Role and Objectives of Financial Management
We all know that finance is essential for running a business. Business enterprises require careful financial planning and understanding of the resultant capital structure, risks, and profitability that they may have. All these have an effect on shareholders as well as the employees. They require an understanding of business finance, major financial decision areas, financial risk, and the business’s working capital requirements. The success of a business depends on how well finance is invested in assets and operations and how timely and cheaply the finance is arranged from different sources.
Meaning of Business Finance
The money required for carrying out business activities is known as Business Finance. Every business activities require some finance. It is concerned with the acquisition of funds, use of funds, and distribution of projects.
Need for business finance
Business finance is needed to start a business. The need for business finance are as follows:
- To run the day-to-day activities of a business, such as the purchase of raw materials, payment of salary, etc.
- To moderate and expand the business
- To purchase assets like machinery, land, building, patents, etc.
Thus, the availability of finance is very crucial for the survival and growth of the business.
Financial Management is concerned with the management of the flow of funds and involves decisions related to the acquisition and application of funds in long-term and short-term assets. It is concerned with two aspects: procurement of funds as well as usage of finance.
Procurement of funds
For optimum procurement, there are different sources available for finance. They are identified and compared by their cost and risk applied. The fund procured is to be used as a profitable investment. This means returns from the investment must be more than the cost at which funds have been procured.
Usage of finance
As financial management aims at ensuring the availability of enough funds whenever required. It also looks that the development of funds is effective. The funds invested should yield good returns for the business.
Role of Financial Management
Financial management influences the financial health of a business. The financial statements such as the Balance Sheet and Profit and Loss account show the firm’s financial position and health. Most of the items in the financial statements are affected directly or indirectly by some financial management decisions. The prominent examples of the aspects, which are affected by financial management are:
- Size as well as the composition of fixed assets: Financial management plays a significant role in determining the size and composition of fixed assets of a business. Such as the decision of investing rupees 80 crores in fixed assets by capital budgeting will realize the fixed assets by the same amount.
- Quantum of current assets: Financial management decisions can influence the quantum of current assets. The quantum of current assets has to determine the amount of current investment, as well as its breakup into cash inventories and receivables.
- Amount of long-term and short-term finance: Financial management takes decisions regarding the proportion of long-term and short-term finance. An organization raises more for the long-term basis if it wants to remain more liquid. But long-term debts adversely affect the profitability of the business because debts are costly as compared to short-term debts.

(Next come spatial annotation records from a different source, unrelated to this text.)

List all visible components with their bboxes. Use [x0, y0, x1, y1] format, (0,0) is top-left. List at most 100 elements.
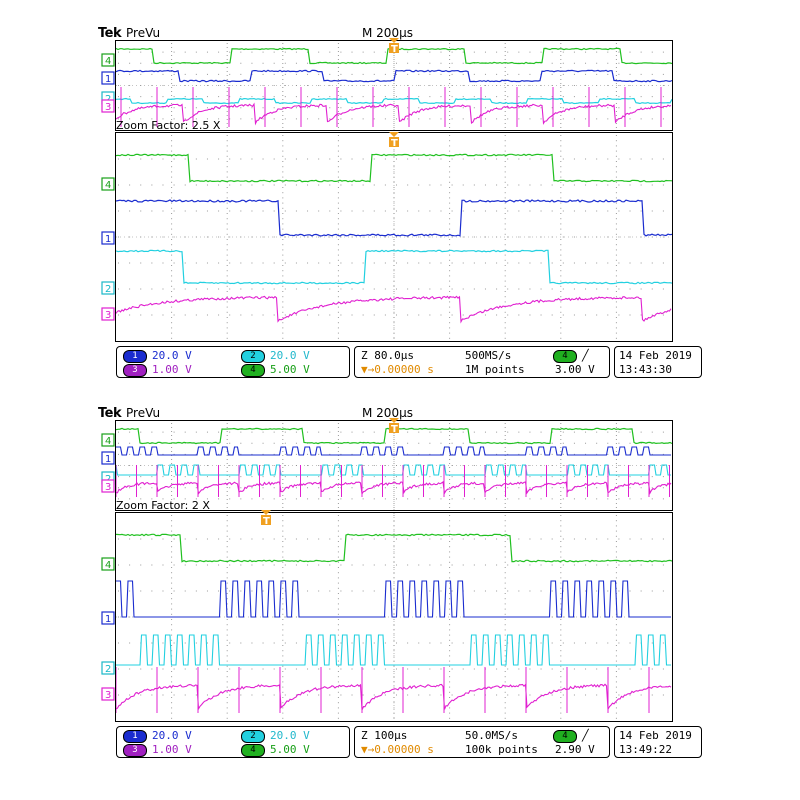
trigger-position-readout: ▼→0.00000 s: [361, 743, 434, 757]
ch4-overview-marker: 4: [101, 433, 115, 447]
header-bar: Tek PreVu M 200µs: [96, 26, 702, 42]
svg-text:3: 3: [105, 310, 111, 321]
scope-screen-1: Tek PreVu M 200µs Zoom Factor: 2.5 X 412…: [96, 26, 702, 378]
trigger-source-readout[interactable]: 4 ╱: [553, 729, 589, 743]
ch3-zoom-marker: 3: [101, 687, 115, 701]
date-readout: 14 Feb 2019: [619, 349, 692, 362]
ch2-badge: 2: [241, 349, 265, 363]
main-timebase[interactable]: M 200µs: [362, 26, 413, 40]
overview-graticule[interactable]: [115, 40, 673, 131]
ch4-scale: 5.00 V: [270, 363, 310, 376]
trigger-source-readout[interactable]: 4 ╱: [553, 349, 589, 363]
ch3-trace-overview: [116, 481, 672, 496]
ch4-scale-readout[interactable]: 4 5.00 V: [241, 743, 310, 757]
ch4-badge: 4: [241, 363, 265, 377]
ch2-scale: 20.0 V: [270, 349, 310, 362]
svg-text:1: 1: [105, 234, 111, 245]
datetime-panel: 14 Feb 2019 13:43:30: [614, 346, 702, 378]
svg-text:2: 2: [105, 284, 111, 295]
trigger-marker-icon[interactable]: T: [389, 418, 399, 435]
horizontal-trigger-panel[interactable]: Z 100µs 50.0MS/s 4 ╱ ▼→0.00000 s 100k poi…: [354, 726, 610, 758]
ch3-scale-readout[interactable]: 3 1.00 V: [123, 363, 192, 377]
ch3-badge: 3: [123, 743, 147, 757]
time-readout: 13:49:22: [619, 743, 672, 756]
trigger-position-readout: ▼→0.00000 s: [361, 363, 434, 377]
time-readout: 13:43:30: [619, 363, 672, 376]
trigger-source-badge: 4: [553, 349, 577, 363]
ch4-scale-readout[interactable]: 4 5.00 V: [241, 363, 310, 377]
ch2-zoom-marker: 2: [101, 661, 115, 675]
ch4-overview-marker: 4: [101, 53, 115, 67]
ch2-trace-overview: [116, 464, 671, 476]
ch2-scale-readout[interactable]: 2 20.0 V: [241, 729, 310, 743]
zoom-waveforms: [116, 513, 672, 721]
ch2-zoom-marker: 2: [101, 281, 115, 295]
trigger-level-readout: 2.90 V: [555, 743, 595, 756]
horizontal-trigger-panel[interactable]: Z 80.0µs 500MS/s 4 ╱ ▼→0.00000 s 1M point…: [354, 346, 610, 378]
svg-text:4: 4: [105, 180, 111, 191]
ch3-overview-marker: 3: [101, 99, 115, 113]
main-timebase[interactable]: M 200µs: [362, 406, 413, 420]
ch1-trace-overview: [116, 446, 671, 456]
sample-rate-readout: 50.0MS/s: [465, 729, 518, 742]
zoom-graticule[interactable]: [115, 132, 673, 342]
ch1-trace-zoom: [116, 199, 672, 237]
ch3-overview-marker: 3: [101, 479, 115, 493]
overview-waveforms: [116, 41, 672, 130]
svg-text:1: 1: [105, 614, 111, 625]
rising-edge-icon: ╱: [582, 729, 589, 742]
brand-logo: Tek: [98, 406, 122, 421]
ch4-zoom-marker: 4: [101, 557, 115, 571]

- Breakup of long-term finance into debt of equity: Financial management decisions also help in fixing the ratio between debt and equity in long-term finance. As for the amount of debt, equity share capital and preference share capital are affected by the financial financing decision.
- All items in the profit and loss account: Financial management decisions also affect the items in the profit and loss account of the business. For example, the use of more debts means higher interest expense and the use of more equity means higher dividend payments.
Objectives of Financial Management
The primary and most important objective of financial management is to maximize the wealth of equity shareholders, which means maximizing the market price of equity shares. This is because the company’s fund belongs to the shareholder. Market price of equity shares increases if the benefits derived from a decision exceed the cost involved. So, all the financial decisions are made to make some profit. So that the market price of equity shares is maximized.
For example, financial management not only makes decisions about investing in new machines, but also takes care of the fact that the benefits from the investment exceed the cost. Therefore, there might be a few projects for the improvement of the market price of the share. Further, when finance is acquired, the management focuses on diminishing the cost, so that the value addition is even greater.
Profit Maximisation Vs Wealth Maximisation
One of the most important objectives of financial management is Profit maximization. The objective of profit maximization measures the performance of a company by looking at its total profit. In this process of profit maximization, the risk performed by the firm is not considered. Though profit maximization is criticized, as it ignores the timing of returns, it ignored the interest of consumers, workers, and society, it ignores the effect of dividend policy on the market value of shares, it does not consider uncertainty or future earnings and it does not differentiate between short-term and long-term profits.
On the other hand, the wealth maximization objective is to consider all the future cash flows, dividends, earnings per share, risk of a decision, etc. The objective of wealth maximization is not possible without ensuring the availability of sufficient funds at a reasonable cost with effective utilization of funds and ensuring the safety of funds by creating reserves, re-investment of profits, etc. This objective also helps in achieving other objectives of financial management.